In this notebook, we explore how to use Delta Lake and Apache Iceberg in conjunction with Hive to create a robust data lakehouse architecture. This setup allows for the use of the same shared storage layer for Hive external tables, Delta Lake, and Iceberg tables, thus minimizing the impact on the existing big data environment.

We will demonstrate how to configure Spark to work with both Delta Lake and Apache Iceberg and how to perform data operations that are reflective of real-world data workflows.

### Initial Setup

First, we need to install and configure the necessary libraries and sessions for using Spark, Delta Lake, and Iceberg.

In [None]:
!pip install pyspark==3.1.2 delta-spark iceberg-spark

from pyspark.sql import SparkSession

spark = SparkSession.builder \
    .appName("Delta Lake and Iceberg Integration") \
    .config("spark.jars.packages", 'io.delta:delta-core_2.12:1.0.0,org.apache.iceberg:iceberg-spark3-runtime:0.13.1') \
    .config("spark.sql.extensions", 'org.apache.iceberg.spark.extensions.IcebergSparkSessionExtensions,io.delta.sql.DeltaSparkSessionExtension') \
    .config("spark.sql.catalog.spark_catalog", 'org.apache.spark.sql.delta.catalog.DeltaCatalog,org.apache.iceberg.spark.SparkSessionCatalog') \
    .config("spark.sql.catalog.spark_catalog.type", "hadoop") \
    .master("local[*]") \
    .getOrCreate()


### Creating a Unified Storage Layer

Delta Lake and Apache Iceberg can share the same underlying storage, which can be a HDFS directory, an AWS S3 bucket, or any other storage system compatible with Hadoop. This shared access ensures that data managed by Delta Lake or Iceberg can also be accessed as external Hive tables without duplicating data or creating data silos.
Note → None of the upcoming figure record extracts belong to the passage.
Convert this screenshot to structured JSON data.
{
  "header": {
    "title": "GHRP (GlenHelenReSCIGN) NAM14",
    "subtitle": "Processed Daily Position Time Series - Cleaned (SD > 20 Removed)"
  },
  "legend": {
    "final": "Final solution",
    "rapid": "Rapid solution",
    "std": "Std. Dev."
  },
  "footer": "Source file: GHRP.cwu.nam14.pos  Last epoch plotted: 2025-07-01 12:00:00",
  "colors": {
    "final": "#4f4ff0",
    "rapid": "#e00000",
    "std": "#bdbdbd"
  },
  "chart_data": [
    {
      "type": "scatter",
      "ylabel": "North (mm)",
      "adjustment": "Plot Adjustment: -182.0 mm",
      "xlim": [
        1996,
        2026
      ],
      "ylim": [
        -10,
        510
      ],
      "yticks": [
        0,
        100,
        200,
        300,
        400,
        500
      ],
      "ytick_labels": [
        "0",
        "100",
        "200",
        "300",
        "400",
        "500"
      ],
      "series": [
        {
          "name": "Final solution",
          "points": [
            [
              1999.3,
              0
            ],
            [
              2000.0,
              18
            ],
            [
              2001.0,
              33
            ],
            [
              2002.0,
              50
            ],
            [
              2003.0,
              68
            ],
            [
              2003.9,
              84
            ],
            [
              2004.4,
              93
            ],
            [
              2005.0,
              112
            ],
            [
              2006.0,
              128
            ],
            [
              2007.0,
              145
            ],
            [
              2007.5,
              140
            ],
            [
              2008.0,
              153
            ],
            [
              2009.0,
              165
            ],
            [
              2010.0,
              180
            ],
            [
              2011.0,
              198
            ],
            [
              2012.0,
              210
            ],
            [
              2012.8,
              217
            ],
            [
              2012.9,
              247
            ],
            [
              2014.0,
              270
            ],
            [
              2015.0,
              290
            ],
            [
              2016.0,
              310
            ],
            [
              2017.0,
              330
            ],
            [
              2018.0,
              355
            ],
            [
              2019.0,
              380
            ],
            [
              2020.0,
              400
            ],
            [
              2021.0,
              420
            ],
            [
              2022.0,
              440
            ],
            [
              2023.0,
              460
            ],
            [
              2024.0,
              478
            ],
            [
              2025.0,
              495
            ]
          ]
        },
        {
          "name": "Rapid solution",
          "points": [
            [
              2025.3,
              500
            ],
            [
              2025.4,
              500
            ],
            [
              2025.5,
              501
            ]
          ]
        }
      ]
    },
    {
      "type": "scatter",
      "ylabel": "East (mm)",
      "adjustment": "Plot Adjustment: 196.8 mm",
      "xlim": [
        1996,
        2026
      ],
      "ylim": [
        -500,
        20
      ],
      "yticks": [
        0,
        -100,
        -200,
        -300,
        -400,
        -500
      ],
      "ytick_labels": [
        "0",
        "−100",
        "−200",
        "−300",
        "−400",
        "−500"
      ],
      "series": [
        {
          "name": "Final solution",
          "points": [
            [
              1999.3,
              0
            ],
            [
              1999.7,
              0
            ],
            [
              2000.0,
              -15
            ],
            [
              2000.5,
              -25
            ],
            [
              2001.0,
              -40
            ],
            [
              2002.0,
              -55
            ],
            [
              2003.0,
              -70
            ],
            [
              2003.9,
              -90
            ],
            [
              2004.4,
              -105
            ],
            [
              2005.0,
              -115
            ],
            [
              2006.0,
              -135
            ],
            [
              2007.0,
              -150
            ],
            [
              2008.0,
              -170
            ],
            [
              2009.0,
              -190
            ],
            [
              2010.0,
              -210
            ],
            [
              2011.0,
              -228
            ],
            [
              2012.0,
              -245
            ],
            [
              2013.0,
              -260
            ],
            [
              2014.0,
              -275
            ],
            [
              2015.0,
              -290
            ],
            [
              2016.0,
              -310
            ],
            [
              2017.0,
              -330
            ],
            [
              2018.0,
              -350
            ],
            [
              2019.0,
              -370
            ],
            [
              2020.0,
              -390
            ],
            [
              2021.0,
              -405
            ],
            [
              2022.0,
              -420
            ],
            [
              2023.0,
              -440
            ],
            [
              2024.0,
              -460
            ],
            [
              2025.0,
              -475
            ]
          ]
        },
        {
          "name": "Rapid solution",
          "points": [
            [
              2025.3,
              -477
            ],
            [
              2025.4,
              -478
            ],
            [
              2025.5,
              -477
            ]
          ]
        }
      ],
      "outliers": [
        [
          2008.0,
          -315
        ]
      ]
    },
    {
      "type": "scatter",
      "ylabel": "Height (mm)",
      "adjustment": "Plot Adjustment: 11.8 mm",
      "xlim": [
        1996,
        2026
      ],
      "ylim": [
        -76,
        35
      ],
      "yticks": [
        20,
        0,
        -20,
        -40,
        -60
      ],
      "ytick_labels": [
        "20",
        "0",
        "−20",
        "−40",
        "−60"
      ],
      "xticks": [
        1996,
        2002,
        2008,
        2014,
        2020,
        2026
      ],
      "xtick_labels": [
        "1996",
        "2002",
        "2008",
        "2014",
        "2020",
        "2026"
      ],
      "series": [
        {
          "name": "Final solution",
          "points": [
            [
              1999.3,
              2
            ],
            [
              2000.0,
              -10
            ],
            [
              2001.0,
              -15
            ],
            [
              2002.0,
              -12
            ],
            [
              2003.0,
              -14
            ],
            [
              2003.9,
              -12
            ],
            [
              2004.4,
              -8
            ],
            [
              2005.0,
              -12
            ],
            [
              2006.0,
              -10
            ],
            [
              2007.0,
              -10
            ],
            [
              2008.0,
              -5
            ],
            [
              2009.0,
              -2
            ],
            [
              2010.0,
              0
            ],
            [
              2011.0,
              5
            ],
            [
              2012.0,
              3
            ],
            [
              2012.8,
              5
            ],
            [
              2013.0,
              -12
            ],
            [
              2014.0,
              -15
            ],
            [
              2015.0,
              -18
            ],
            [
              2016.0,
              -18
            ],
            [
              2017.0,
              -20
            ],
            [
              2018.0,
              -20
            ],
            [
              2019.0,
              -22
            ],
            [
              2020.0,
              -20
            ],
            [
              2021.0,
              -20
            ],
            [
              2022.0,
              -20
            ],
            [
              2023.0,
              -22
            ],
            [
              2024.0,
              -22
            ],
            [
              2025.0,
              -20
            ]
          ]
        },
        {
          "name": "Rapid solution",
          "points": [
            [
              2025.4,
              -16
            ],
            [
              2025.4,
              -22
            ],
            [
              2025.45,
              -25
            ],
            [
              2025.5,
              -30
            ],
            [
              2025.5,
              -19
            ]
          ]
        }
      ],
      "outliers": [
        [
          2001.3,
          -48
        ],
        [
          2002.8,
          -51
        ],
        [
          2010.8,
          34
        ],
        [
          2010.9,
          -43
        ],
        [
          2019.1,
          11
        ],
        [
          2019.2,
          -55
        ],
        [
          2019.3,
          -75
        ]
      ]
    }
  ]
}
### Example: Writing and Reading Data

We will create tables using both Delta Lake and Apache Iceberg, perform write and read operations, and show how these tables can be accessed via Hive.

In [None]:
# Define a path for Delta and Iceberg tables
path = '/tmp/delta_iceberg_tables'

# Creating a Delta Table
df = spark.range(0, 5)
df.write.format('delta').save(path + '/delta_table')

# Creating an Iceberg Table
df.write.format('iceberg').save(path + '/iceberg_table')


### Accessing Data via Hive

With the tables stored in a common directory, we can easily set up external Hive tables pointing to this location. This allows tools that query Hive to access up-to-date data without direct interaction with Delta Lake or Iceberg.

### Conclusion

This integration highlights the flexibility and efficiency of using Delta Lake and Apache Iceberg in a unified architecture. By leveraging a common storage layer and compatible configurations, we can simplify the management of large-scale data environments, enhance performance, and ensure consistency across different data management platforms.